When asked why the government did not take up this issue for over a week, he replied that they were professionals and were just following highway laws. “If we do not stop these prevalent illegal practices, this overloading will continue to damage our highways constructed with hard-earned taxpayers’ money,” he added.

A representative of a leading truck maker, requesting anonymity, said that Pakistani transporters do indulge in overloading which actually damages the highways.

Meanwhile, Pakistan Hosiery Manufacturers and Exporters Association Chairman Jawed Bilwani, one of the representatives of nine leading export associations, said during a press conference on Wednesday that the government does not realise the gravity of situation.

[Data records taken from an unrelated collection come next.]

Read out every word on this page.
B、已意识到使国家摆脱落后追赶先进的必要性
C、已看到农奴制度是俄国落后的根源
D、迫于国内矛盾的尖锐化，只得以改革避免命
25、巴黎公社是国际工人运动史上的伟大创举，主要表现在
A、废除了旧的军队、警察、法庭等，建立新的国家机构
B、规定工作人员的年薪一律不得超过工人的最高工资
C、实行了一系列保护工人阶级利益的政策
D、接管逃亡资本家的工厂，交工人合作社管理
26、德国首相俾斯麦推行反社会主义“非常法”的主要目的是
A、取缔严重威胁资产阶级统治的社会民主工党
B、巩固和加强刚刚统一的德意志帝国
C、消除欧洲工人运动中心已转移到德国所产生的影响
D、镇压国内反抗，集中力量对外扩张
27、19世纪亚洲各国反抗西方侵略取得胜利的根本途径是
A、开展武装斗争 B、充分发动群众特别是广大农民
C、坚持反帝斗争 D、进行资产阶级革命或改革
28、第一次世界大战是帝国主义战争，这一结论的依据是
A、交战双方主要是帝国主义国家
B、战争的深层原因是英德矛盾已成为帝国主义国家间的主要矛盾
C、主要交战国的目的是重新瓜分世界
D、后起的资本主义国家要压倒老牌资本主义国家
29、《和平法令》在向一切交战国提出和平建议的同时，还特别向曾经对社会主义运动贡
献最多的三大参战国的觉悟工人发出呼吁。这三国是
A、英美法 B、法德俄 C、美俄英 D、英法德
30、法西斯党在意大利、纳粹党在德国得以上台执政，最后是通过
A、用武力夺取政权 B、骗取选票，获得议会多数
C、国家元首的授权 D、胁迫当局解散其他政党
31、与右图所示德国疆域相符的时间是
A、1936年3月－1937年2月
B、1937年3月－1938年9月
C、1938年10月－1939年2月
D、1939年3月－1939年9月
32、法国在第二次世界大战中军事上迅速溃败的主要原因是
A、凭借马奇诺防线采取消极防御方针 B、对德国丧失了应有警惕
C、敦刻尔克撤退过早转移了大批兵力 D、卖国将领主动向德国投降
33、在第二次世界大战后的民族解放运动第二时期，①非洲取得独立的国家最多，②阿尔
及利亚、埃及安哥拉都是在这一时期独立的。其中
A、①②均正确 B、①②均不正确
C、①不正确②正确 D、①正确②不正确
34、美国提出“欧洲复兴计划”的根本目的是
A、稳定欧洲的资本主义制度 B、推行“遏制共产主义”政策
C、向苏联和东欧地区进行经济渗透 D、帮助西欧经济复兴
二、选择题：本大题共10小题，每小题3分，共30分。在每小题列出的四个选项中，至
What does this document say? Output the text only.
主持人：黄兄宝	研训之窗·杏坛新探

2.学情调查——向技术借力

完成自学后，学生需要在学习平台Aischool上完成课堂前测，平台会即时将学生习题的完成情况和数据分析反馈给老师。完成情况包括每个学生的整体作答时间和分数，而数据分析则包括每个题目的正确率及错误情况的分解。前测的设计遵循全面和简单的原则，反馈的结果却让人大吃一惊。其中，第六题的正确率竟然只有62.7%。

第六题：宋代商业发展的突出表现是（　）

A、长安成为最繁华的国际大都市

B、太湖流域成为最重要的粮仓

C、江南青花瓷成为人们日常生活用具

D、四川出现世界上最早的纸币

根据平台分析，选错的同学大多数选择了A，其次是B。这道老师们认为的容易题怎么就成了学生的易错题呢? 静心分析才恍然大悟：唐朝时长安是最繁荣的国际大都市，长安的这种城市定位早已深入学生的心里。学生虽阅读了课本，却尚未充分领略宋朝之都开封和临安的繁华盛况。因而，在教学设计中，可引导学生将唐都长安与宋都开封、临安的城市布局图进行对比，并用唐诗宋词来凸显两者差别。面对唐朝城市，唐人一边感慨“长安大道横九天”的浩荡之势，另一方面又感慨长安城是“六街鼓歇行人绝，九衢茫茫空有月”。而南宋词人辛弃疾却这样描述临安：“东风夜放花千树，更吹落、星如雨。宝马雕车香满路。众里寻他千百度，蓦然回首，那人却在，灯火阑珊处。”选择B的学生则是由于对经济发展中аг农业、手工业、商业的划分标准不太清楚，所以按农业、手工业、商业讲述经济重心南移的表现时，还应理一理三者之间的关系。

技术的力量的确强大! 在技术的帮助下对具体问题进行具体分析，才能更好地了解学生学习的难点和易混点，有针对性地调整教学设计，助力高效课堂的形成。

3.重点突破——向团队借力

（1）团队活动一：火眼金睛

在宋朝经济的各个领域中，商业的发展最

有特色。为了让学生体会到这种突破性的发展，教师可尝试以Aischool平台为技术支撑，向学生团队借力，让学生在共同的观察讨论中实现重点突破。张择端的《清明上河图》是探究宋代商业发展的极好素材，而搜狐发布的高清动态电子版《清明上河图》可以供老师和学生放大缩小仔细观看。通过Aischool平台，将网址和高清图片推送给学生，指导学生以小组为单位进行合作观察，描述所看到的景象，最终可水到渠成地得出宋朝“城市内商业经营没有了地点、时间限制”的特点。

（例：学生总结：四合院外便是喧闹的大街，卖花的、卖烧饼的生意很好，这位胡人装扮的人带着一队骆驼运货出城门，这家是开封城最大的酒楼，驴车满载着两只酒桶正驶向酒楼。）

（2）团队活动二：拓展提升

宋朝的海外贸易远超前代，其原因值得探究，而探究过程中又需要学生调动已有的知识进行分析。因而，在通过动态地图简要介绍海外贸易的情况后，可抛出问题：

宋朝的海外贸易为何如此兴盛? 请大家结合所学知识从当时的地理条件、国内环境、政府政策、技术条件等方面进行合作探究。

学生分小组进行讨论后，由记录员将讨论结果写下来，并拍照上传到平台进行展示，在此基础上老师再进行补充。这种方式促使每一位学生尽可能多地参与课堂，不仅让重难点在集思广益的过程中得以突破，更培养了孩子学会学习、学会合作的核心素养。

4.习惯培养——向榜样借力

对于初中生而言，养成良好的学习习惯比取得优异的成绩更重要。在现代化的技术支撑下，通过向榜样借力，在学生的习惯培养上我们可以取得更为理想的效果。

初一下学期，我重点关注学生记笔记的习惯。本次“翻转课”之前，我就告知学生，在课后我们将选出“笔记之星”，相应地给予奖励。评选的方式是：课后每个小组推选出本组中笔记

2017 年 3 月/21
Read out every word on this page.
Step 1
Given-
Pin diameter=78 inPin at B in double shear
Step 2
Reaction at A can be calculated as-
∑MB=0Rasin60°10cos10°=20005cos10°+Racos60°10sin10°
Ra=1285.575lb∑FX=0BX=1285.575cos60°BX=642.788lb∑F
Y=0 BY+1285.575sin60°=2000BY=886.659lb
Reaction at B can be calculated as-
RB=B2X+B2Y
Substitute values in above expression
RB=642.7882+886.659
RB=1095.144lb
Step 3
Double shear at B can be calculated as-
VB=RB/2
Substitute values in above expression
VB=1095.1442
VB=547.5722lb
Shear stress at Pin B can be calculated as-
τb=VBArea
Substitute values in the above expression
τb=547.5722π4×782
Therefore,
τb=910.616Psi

December is an important month because the export of textile goods worth billions to Europe and the US takes place over Christmas and the New Year, Bilwani said, adding that it is believed exports worth Rs100 billion (over $1 billion) have been stuck at ports. In the meanwhile, factories are running out of raw materials because of the strike, he explained.

All Pakistan Fruit and Vegetable Exporters, Importers and Merchants Association Chairperson Waheed Ahmed said that the strike has caused losses worth billions of rupees to its members.

Published in The Express Tribune, December 13th, 2012.